UK Europe's top 'unicorn' sanctuary for tech start-ups

The UK is the place in Europe to found a technology company, according to technology investment bank GP Bullhound.

According to GP Bullhound, there are now 47 private technology companies worth more than $1bn and one third of them - 18 - were founded in the UK.

These companies include fashion e-tailer Asos, money transfer company Transferwise and property search website Zoopla. GP Bullhound's list also includes augmented reality company Blippar and Anaplan, a business planning software company that shifted its base from the UK to San Francisco.

Perhaps reflecting the flaky nature of estimating companies' values, Dan Wagner's Powa Technologies has been erased from the list after it embarrassingly crashed and burned, after blowing more than £140m of investors' money and delivering very little in the way of revenues in return. It had been valued by GP Bullhound (and its founder) at $3bn.
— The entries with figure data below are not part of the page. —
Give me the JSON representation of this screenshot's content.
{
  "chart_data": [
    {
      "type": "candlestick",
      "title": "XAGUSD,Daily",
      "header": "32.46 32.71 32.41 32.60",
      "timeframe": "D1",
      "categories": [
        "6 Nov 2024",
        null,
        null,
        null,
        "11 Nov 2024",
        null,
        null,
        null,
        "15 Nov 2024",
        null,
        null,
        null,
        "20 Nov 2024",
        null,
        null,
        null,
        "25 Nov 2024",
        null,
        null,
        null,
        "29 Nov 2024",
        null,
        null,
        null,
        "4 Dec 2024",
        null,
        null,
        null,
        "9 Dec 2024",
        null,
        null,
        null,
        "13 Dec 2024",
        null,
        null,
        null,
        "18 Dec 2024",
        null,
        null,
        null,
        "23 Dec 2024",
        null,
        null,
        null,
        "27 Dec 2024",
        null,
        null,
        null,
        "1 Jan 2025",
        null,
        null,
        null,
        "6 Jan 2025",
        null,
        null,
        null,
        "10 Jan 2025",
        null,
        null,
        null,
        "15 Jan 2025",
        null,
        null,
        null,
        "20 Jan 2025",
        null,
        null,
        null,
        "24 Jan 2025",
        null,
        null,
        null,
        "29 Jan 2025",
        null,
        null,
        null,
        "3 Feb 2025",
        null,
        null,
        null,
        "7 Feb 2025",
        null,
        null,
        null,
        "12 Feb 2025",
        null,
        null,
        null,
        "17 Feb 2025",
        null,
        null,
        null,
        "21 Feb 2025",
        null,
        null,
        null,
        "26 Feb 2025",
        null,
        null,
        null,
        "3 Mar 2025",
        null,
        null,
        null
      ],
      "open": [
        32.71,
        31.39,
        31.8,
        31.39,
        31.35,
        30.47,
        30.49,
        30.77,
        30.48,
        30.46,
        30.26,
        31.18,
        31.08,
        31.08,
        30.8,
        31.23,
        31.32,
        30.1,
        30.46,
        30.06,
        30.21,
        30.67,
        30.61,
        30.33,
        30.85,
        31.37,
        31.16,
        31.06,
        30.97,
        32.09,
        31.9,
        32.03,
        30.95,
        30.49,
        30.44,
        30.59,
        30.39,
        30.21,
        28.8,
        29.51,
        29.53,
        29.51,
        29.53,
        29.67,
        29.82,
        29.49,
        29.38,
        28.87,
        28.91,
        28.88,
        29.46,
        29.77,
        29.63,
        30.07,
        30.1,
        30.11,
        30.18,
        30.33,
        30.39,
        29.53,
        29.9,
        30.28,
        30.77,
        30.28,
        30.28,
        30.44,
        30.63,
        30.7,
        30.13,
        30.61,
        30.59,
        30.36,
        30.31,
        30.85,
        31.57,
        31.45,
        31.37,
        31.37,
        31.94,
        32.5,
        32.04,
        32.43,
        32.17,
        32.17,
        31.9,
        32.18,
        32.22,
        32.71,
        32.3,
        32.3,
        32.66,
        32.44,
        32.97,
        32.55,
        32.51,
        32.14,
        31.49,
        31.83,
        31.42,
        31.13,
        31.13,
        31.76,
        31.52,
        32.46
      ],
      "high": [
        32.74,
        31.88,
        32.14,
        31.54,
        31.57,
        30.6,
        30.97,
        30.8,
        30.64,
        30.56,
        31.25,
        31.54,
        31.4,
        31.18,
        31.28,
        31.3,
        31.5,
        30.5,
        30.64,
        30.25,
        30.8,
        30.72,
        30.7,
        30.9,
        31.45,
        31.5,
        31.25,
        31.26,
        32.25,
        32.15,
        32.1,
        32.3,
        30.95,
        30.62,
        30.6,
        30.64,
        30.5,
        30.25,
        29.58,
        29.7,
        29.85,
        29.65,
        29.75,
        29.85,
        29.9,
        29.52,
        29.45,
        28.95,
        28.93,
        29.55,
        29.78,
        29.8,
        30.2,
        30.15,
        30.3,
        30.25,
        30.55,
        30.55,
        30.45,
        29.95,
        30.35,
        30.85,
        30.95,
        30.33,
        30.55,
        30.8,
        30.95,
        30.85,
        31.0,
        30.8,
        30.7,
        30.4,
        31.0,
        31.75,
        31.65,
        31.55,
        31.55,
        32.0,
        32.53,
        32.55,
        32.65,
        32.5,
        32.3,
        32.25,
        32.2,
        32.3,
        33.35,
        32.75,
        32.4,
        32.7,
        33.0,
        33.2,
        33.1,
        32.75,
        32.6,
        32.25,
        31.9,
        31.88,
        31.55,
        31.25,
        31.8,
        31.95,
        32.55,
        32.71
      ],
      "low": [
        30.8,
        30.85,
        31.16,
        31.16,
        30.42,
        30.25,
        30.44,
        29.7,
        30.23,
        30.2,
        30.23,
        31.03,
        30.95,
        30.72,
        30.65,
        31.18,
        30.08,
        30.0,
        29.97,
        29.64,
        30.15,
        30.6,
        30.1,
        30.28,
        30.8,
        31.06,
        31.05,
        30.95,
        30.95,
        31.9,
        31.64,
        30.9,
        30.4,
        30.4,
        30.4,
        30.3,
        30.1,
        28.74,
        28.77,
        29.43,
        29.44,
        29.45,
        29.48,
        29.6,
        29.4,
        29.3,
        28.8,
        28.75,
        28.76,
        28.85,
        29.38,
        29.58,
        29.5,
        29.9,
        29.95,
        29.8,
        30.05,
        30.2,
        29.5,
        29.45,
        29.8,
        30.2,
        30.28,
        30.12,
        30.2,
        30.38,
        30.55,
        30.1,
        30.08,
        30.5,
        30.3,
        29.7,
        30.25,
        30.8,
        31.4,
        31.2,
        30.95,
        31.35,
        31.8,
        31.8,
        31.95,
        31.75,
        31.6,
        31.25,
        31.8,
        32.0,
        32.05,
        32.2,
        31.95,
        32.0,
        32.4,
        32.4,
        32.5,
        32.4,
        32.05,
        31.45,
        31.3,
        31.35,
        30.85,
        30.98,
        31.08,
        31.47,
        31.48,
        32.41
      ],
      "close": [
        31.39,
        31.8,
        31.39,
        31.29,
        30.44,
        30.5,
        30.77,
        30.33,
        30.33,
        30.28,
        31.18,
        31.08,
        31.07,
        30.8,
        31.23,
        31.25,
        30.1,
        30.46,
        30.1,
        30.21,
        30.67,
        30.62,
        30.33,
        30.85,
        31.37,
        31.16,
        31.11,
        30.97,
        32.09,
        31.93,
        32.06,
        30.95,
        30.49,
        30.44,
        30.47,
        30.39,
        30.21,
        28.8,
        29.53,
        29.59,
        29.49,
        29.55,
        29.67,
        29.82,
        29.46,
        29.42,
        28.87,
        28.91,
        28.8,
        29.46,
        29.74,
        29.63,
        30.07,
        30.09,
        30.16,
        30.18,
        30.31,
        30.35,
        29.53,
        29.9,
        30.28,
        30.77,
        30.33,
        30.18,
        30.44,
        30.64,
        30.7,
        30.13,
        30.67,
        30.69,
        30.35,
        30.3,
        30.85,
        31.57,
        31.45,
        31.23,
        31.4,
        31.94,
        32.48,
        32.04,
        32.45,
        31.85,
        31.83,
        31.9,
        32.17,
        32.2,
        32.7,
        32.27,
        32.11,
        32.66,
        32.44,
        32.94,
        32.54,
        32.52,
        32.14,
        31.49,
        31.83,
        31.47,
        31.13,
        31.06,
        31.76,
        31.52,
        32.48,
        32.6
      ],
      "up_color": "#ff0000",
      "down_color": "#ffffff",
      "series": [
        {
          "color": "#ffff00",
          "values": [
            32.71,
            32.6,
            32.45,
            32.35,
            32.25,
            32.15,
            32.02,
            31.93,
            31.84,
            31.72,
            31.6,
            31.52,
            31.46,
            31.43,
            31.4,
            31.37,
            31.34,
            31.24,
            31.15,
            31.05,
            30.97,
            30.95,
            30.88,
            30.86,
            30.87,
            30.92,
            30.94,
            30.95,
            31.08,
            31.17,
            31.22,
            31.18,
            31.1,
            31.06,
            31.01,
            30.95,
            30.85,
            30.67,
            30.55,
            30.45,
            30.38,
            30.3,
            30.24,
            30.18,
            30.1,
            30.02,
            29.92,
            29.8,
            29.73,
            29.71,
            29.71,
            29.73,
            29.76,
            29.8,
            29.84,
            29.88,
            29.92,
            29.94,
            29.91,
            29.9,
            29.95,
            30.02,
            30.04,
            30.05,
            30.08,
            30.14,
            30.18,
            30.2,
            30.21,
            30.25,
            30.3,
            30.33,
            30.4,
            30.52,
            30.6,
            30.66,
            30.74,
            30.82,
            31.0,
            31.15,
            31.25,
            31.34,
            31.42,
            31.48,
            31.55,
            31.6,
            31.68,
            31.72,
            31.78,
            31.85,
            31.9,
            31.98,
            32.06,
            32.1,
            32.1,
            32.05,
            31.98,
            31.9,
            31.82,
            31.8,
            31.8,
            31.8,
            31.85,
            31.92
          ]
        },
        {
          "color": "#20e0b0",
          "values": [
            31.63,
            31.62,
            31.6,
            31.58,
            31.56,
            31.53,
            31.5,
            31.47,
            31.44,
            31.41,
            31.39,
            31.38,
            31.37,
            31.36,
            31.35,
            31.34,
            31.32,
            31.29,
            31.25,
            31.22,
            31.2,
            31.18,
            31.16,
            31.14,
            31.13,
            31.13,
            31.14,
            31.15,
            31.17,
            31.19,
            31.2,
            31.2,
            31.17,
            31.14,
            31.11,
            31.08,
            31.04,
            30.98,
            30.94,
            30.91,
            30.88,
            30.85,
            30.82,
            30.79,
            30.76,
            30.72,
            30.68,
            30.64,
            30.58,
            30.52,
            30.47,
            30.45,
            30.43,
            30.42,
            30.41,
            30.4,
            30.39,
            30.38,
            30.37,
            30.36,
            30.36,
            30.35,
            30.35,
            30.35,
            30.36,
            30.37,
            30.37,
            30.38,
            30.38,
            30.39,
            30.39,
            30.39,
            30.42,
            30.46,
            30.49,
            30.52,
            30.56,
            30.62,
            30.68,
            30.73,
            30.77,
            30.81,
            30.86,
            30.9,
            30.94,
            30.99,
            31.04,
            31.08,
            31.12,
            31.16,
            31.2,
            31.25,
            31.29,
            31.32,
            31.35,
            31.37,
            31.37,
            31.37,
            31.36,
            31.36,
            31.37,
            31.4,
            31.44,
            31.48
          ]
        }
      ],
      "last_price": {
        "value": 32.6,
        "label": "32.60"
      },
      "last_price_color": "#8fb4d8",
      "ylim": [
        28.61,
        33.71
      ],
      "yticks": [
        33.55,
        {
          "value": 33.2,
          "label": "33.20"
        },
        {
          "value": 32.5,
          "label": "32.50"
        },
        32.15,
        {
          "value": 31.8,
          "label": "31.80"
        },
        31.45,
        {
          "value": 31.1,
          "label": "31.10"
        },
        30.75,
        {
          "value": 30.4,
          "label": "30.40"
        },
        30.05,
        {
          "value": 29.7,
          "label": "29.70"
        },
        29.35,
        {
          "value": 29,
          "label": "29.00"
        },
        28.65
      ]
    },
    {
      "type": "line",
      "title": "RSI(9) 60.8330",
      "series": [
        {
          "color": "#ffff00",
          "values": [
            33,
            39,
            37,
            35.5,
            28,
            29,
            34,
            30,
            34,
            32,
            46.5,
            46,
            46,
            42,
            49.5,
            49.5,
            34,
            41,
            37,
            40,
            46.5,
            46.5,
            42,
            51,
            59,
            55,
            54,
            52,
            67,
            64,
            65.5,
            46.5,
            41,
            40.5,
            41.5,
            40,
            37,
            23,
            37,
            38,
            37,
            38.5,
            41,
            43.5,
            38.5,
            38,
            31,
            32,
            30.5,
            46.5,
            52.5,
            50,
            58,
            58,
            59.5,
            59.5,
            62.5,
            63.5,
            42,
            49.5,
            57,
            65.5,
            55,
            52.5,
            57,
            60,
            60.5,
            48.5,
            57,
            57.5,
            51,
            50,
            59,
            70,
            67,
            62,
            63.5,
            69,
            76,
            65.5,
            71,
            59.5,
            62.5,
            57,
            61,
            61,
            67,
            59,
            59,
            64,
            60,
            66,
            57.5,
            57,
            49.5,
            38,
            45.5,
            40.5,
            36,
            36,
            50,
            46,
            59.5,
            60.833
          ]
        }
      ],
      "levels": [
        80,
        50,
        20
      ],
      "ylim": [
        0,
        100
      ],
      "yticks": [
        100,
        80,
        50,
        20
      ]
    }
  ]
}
Despite the profusion of UK companies, Sweden's Spotify is identified by the investment bank as the most valuable technology unicorn in Europe, while Sweden is second only to the UK in terms of the number of such companies with seven billion-dollar unicorns.

However, Europe lacks the kind of heavyweight, influential internet companies such as Facebook and Google - and doesn't look like it will ever develop one.

Manish Madhvani, a managing partner and co-founder of GP Bullhound, remained positive. "When you look at businesses in the $1bn to $3bn range, what we lack in quantity we more than make up for in terms of quality. All the data points towards a stable, maturing market that has avoided the excesses of the US in favour of sustainable growth. We are seeing a remarkable resilience in European technology markets," he told The Guardian.